Fundrise is friendlier for true beginners: $10 minimum, no crypto, no per-property analysis required. RealT is better if you already understand crypto wallets and want direct exposure to specific properties. Beginners without crypto experience usually start with Fundrise.
Which has higher yields?
Brickwise tracks RealT live across 372 properties with an average expected net yield of 9.6% (highest observed: 13.2%). Fundrise reports historical net annual returns generally in the 5–10% range across its eREITs, though performance varies materially by fund. Tokenized single-property platforms tend to surface higher headline yields because investors take on direct property risk; diversified funds smooth this out.
Can I lose money with either platform?
Yes, with both. RealT exposes you to single-property risks (vacancy, maintenance, local market shifts) plus secondary-market price volatility. Fundrise exposes you to fund-level performance, redemption timing, and broader real estate cycles. Neither is a guaranteed return, and Fundrise has had quarters of negative returns historically.
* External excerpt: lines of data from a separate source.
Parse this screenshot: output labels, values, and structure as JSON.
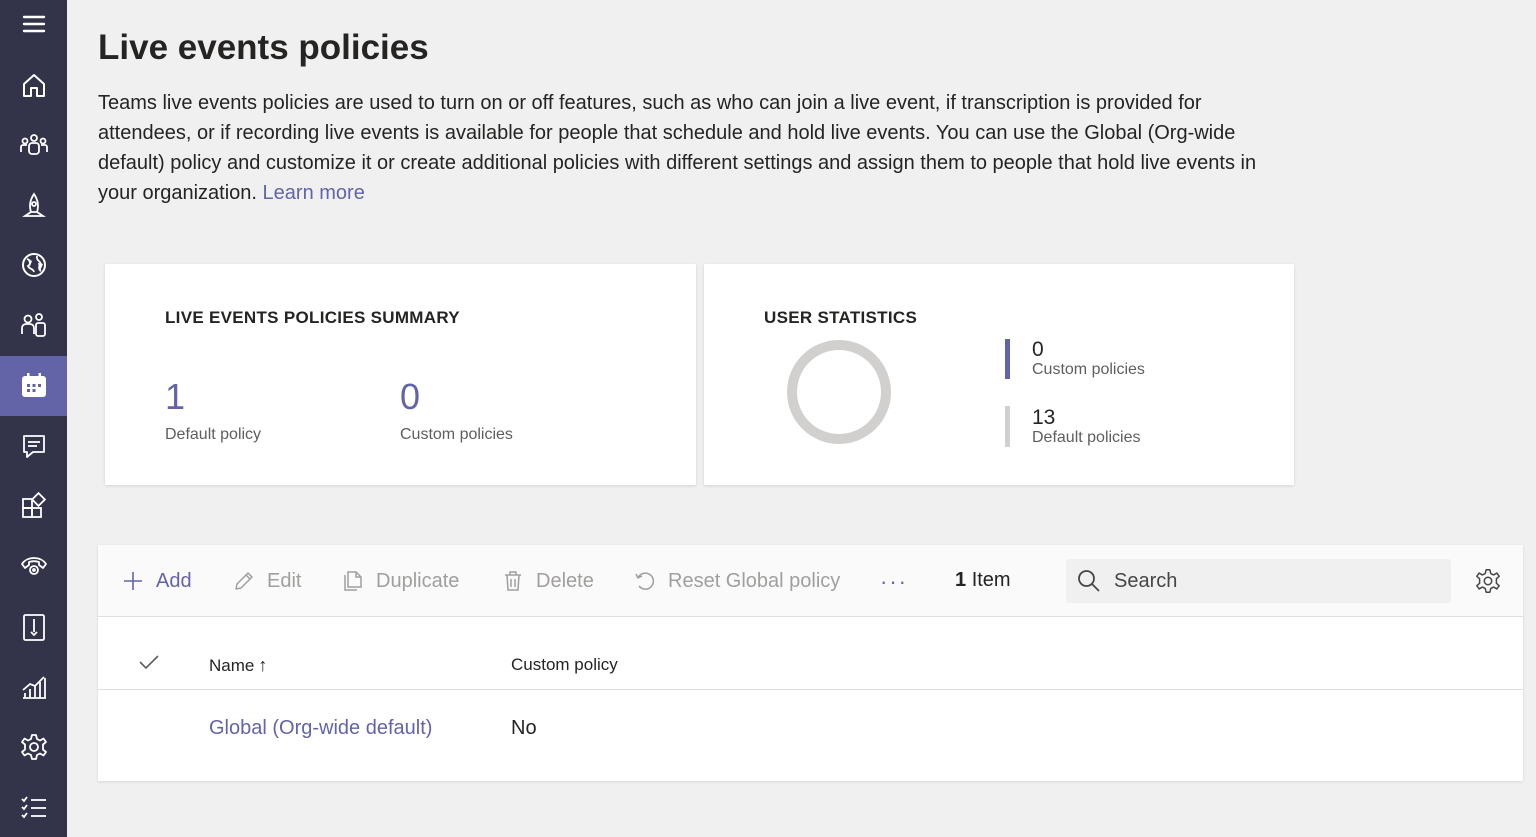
{
  "rail": {
    "items": [
      {
        "icon": "hamburger-icon"
      },
      {
        "icon": "home-icon"
      },
      {
        "icon": "teams-icon"
      },
      {
        "icon": "devices-icon"
      },
      {
        "icon": "locations-icon"
      },
      {
        "icon": "users-icon"
      },
      {
        "icon": "meetings-icon",
        "active": true
      },
      {
        "icon": "messaging-icon"
      },
      {
        "icon": "apps-icon"
      },
      {
        "icon": "voice-icon"
      },
      {
        "icon": "policy-packages-icon"
      },
      {
        "icon": "analytics-icon"
      },
      {
        "icon": "settings-icon"
      },
      {
        "icon": "planning-icon"
      }
    ]
  },
  "header": {
    "title": "Live events policies",
    "description": "Teams live events policies are used to turn on or off features, such as who can join a live event, if transcription is provided for attendees, or if recording live events is available for people that schedule and hold live events. You can use the Global (Org-wide default) policy and customize it or create additional policies with different settings and assign them to people that hold live events in your organization. ",
    "learn_more": "Learn more"
  },
  "summary_card": {
    "title": "LIVE EVENTS POLICIES SUMMARY",
    "default_count": "1",
    "default_label": "Default policy",
    "custom_count": "0",
    "custom_label": "Custom policies"
  },
  "stats_card": {
    "title": "USER STATISTICS",
    "custom_count": "0",
    "custom_label": "Custom policies",
    "default_count": "13",
    "default_label": "Default policies",
    "custom_color": "#6264a7",
    "default_color": "#d2d0ce"
  },
  "toolbar": {
    "add": "Add",
    "edit": "Edit",
    "duplicate": "Duplicate",
    "delete": "Delete",
    "reset": "Reset Global policy",
    "more": "···",
    "item_count": "1",
    "item_label": "Item",
    "search_placeholder": "Search"
  },
  "table": {
    "columns": [
      "Name",
      "Custom policy"
    ],
    "sort_indicator": "↑",
    "rows": [
      {
        "name": "Global (Org-wide default)",
        "custom_policy": "No"
      }
    ]
  },
  "colors": {
    "accent": "#6264a7",
    "rail_bg": "#33344a",
    "page_bg": "#f0f0f0"
  }
}
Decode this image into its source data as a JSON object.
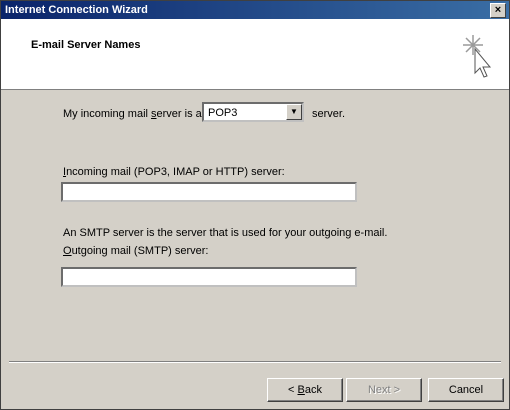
{
  "window": {
    "title": "Internet Connection Wizard",
    "close_glyph": "×"
  },
  "header": {
    "title": "E-mail Server Names",
    "icon": "wizard-cursor-sparkle-icon"
  },
  "form": {
    "server_type_prefix": "My incoming mail server is a",
    "server_type_value": "POP3",
    "server_type_suffix": "server.",
    "incoming_label": "Incoming mail (POP3, IMAP or HTTP) server:",
    "incoming_value": "",
    "smtp_description": "An SMTP server is the server that is used for your outgoing e-mail.",
    "outgoing_label": "Outgoing mail (SMTP) server:",
    "outgoing_value": ""
  },
  "buttons": {
    "back": "< Back",
    "next": "Next >",
    "cancel": "Cancel"
  }
}
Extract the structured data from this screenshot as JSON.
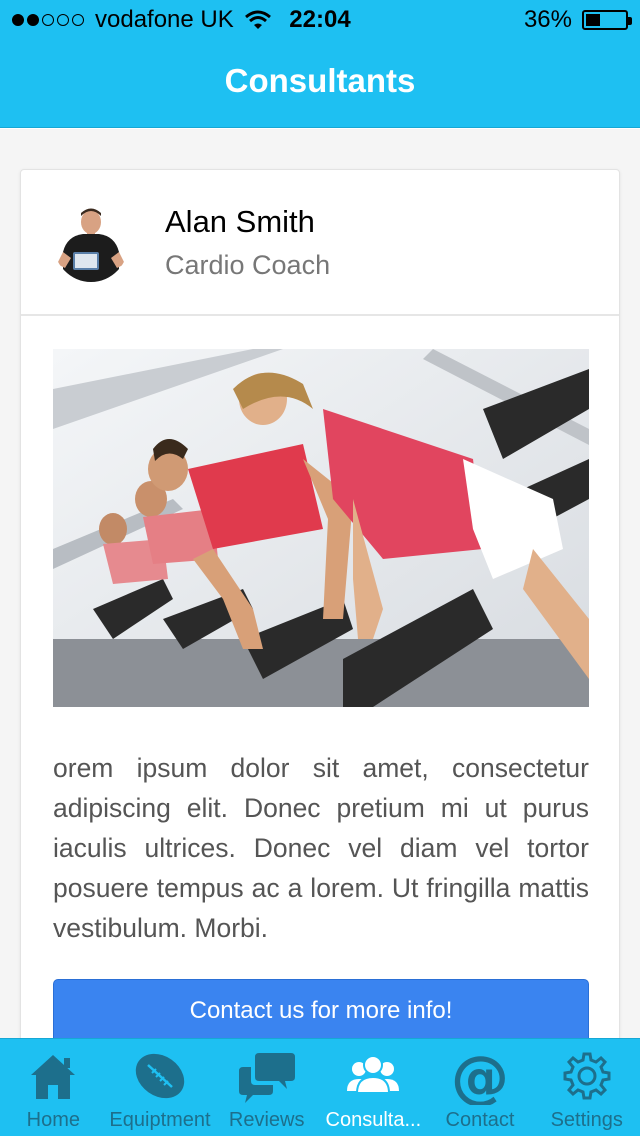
{
  "status_bar": {
    "signal_dots": [
      true,
      true,
      false,
      false,
      false
    ],
    "carrier": "vodafone UK",
    "time": "22:04",
    "battery": "36%",
    "battery_level": 0.36
  },
  "header": {
    "title": "Consultants"
  },
  "card": {
    "name": "Alan Smith",
    "role": "Cardio Coach",
    "description": "orem ipsum dolor sit amet, consectetur adipiscing elit. Donec pretium mi ut purus iaculis ultrices. Donec vel diam vel tortor posuere tempus ac a lorem. Ut fringilla mattis vestibulum. Morbi.",
    "cta_label": "Contact us for more info!"
  },
  "tabs": [
    {
      "label": "Home",
      "icon": "home-icon",
      "active": false
    },
    {
      "label": "Equiptment",
      "icon": "football-icon",
      "active": false
    },
    {
      "label": "Reviews",
      "icon": "chat-bubbles-icon",
      "active": false
    },
    {
      "label": "Consulta...",
      "icon": "people-icon",
      "active": true
    },
    {
      "label": "Contact",
      "icon": "at-icon",
      "active": false
    },
    {
      "label": "Settings",
      "icon": "gear-icon",
      "active": false
    }
  ],
  "colors": {
    "accent": "#1ec0f2",
    "button": "#3a84f0",
    "tab_inactive": "#1d6f8c",
    "tab_active": "#ffffff"
  }
}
Is Fundrise more secure than RealT?
They're regulated differently but both are legitimate. Fundrise's eREITs are SEC-registered. RealT operates under SEC exemptions (Reg D, Reg A+) with each property held in a US LLC. The custody models differ: Fundrise holds shares for you in a brokerage-style account, RealT issues tokens to your own crypto wallet (you self-custody).
Can I get my money out quickly with either?
RealT is faster — you can sell tokens on RealT's marketplace or Uniswap, often same-day at varying prices. Fundrise has quarterly redemption windows; if you exit within five years, you pay a 1–3% early-redemption fee and your request can be limited or paused if too many investors redeem at once.
Do I need a crypto wallet for RealT but not Fundrise?
Yes. RealT requires a crypto wallet to hold tokens (typically MetaMask) and you receive USDC distributions. Fundrise is brokerage-style — you connect a bank account, deposit dollars, and receive distributions in dollars. No crypto knowledge needed for Fundrise.
Is RealT available outside the US?
Generally yes, RealT accepts non-US investors subject to KYC and per-offering eligibility. Fundrise is largely US-only with limited international access. Always verify with each platform before signing up.